The Defense Security Service would not release the names of the foreign-owned companies with access to classified information, though many, like BAE, are well known. But the agency did provide a list of their 18 home nations. The list includes nine nations that are part of the North Atlantic Treaty Organization, such as France and Britain; all but four -- Australia, Bermuda, Israel and Singapore -- are European.
That in itself indicates a certain caution concerning which companies can get access to sensitive data, said Steve Schooner, a professor of government contracting law at George Washington University Law School.
"The bottom line is: Who are you willing to share your technology with?" Schooner said. "For more developed countries, we have more expectation for rule of law, respect for classified information."
Despite the comparative openness of the U.S. economy -- overseas investors own buildings and businesses throughout the country -- foreign involvement can touch a nerve. The Dubai port deal was ultimately scuttled over security concerns. The purchase of International Business Machine Corp.'s personal computer division by Chinese firm Lenovo Group Ltd. was put through a national security review before being approved. Locally, an Israeli company's proposed takeover of Columbia-based computer security firm Sourcefire Inc. has triggered a review because of Sourcefire's contracts with intelligence agencies.

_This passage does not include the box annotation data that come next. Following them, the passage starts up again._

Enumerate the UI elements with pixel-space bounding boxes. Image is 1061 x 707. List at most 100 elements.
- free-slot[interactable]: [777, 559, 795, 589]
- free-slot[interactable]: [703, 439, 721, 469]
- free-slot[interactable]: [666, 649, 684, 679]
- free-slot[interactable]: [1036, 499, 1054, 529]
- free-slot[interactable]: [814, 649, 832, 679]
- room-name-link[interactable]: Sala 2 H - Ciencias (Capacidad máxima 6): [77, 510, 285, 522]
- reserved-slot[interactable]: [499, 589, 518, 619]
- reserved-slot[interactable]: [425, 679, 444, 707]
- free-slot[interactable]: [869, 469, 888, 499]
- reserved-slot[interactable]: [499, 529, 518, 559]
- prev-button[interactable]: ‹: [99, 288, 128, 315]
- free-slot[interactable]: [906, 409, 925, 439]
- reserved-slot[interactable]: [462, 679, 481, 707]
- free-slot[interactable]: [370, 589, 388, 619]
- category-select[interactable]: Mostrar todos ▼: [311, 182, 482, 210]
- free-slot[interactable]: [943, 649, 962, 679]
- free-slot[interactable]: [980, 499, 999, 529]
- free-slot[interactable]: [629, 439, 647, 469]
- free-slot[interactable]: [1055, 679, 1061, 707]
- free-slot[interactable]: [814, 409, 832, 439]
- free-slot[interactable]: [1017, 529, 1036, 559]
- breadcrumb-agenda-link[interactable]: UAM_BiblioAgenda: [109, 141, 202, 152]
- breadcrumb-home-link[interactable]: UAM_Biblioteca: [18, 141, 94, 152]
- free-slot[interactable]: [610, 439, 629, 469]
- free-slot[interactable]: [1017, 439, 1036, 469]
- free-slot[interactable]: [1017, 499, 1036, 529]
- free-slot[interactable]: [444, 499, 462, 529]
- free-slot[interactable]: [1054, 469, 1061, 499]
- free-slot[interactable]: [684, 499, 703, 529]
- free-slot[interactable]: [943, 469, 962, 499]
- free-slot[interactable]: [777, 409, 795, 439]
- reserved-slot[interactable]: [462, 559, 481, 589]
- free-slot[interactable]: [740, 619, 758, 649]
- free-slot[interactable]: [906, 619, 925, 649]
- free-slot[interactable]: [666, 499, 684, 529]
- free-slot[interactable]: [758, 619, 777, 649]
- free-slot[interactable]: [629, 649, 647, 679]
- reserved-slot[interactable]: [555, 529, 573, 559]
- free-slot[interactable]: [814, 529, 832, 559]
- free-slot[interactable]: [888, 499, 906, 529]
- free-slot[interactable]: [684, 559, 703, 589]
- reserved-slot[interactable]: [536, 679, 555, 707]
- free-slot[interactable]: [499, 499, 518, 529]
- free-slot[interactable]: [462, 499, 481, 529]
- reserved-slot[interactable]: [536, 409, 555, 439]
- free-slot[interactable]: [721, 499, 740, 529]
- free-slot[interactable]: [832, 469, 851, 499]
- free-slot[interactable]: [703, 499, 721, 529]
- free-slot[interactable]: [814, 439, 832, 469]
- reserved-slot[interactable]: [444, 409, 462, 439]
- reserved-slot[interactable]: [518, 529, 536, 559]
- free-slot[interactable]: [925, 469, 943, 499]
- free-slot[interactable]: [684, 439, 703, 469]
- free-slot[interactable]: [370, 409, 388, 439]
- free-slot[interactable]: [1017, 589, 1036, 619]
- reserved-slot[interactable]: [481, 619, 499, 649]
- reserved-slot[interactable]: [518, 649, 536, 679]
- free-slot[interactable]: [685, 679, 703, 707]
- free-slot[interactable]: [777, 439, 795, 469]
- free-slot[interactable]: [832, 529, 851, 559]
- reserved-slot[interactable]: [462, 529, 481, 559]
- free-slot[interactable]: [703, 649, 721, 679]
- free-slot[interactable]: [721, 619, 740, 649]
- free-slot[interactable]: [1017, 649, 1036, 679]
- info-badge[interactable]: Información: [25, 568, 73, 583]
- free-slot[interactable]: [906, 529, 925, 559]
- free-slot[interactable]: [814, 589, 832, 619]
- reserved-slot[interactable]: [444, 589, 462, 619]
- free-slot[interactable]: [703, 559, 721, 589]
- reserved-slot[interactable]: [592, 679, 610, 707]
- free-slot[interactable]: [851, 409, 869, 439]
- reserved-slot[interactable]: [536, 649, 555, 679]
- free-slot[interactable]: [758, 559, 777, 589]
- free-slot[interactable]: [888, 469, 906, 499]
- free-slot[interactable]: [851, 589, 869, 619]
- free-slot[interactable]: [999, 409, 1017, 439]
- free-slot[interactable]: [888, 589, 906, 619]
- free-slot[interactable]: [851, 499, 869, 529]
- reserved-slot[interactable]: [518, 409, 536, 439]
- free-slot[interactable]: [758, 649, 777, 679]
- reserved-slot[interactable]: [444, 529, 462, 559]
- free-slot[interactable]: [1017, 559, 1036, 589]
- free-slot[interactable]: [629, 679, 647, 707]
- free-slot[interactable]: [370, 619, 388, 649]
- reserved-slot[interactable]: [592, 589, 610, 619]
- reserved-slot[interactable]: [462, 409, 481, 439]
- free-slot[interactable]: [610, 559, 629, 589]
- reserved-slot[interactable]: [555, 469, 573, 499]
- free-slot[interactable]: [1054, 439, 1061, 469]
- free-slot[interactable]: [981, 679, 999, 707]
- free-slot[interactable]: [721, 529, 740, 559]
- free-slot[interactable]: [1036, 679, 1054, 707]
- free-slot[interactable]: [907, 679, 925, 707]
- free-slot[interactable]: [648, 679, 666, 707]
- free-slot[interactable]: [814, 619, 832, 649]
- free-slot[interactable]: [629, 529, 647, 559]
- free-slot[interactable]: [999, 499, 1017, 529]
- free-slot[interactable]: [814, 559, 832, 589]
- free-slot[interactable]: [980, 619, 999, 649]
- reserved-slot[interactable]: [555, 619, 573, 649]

Foreign-owned or controlled companies that work with classified information are subject to a special set of rules. The firms must set up U.S. subsidiaries with separate boards that include members approved by the Defense Department. The subsidiaries must have their own e-mail systems and network servers and must fully document communications with employees of the parent company -- hence Nadworny's phone logs.
U.S. citizens must be involved in key roles and are the only individuals who can be cleared to have access to classified material, a fact Pentagon officials consider an important protection.
A report published by the Government Accountability Office last July, however, found the system lacking -- understaffed, too dependent on self-reporting by companies, and unable to fully track foreign involvement with high-security U.S. contractors. In one instance, the GAO found that a foreign-owned company had access to classified information for six months before proper safeguards were in place. In another, the GAO found that Pentagon officials were unaware that a company had hired a foreign national as its president until someone spotted the fact on a Web site nine months later.
"Just think of the magnitude, the complexity, of monitoring what 96 companies are doing with access to classified information. Just the potential for letting something slip or get in the way is hugely magnified," said Rep. John Barrow (D-Ga.), a critic of the Dubai ports deal.
Defense Department officials and contracting experts defended the current system.
In a written response to the GAO, Carol A. Haave, deputy undersecretary of defense for counterintelligence and security, said that defense officials vet foreign involvement in contractors carefully, but also keep in mind issues like the "nature and source" of the foreign involvement, the sensitivity of the information, and "the relationship of the foreign source's government with our government."
"If there is any indication of risk to classified information . . . appropriate action is taken."
David Dempsey, a partner with Holland & Knight LLP who helps foreign companies navigate Pentagon regulations, said it can take up to nine months and cost as much as $600,000 to comply. But, he added, the system seems to work.
"I have never seen an intentional breach and I have never seen a serious breach," of security rules, Dempsey said.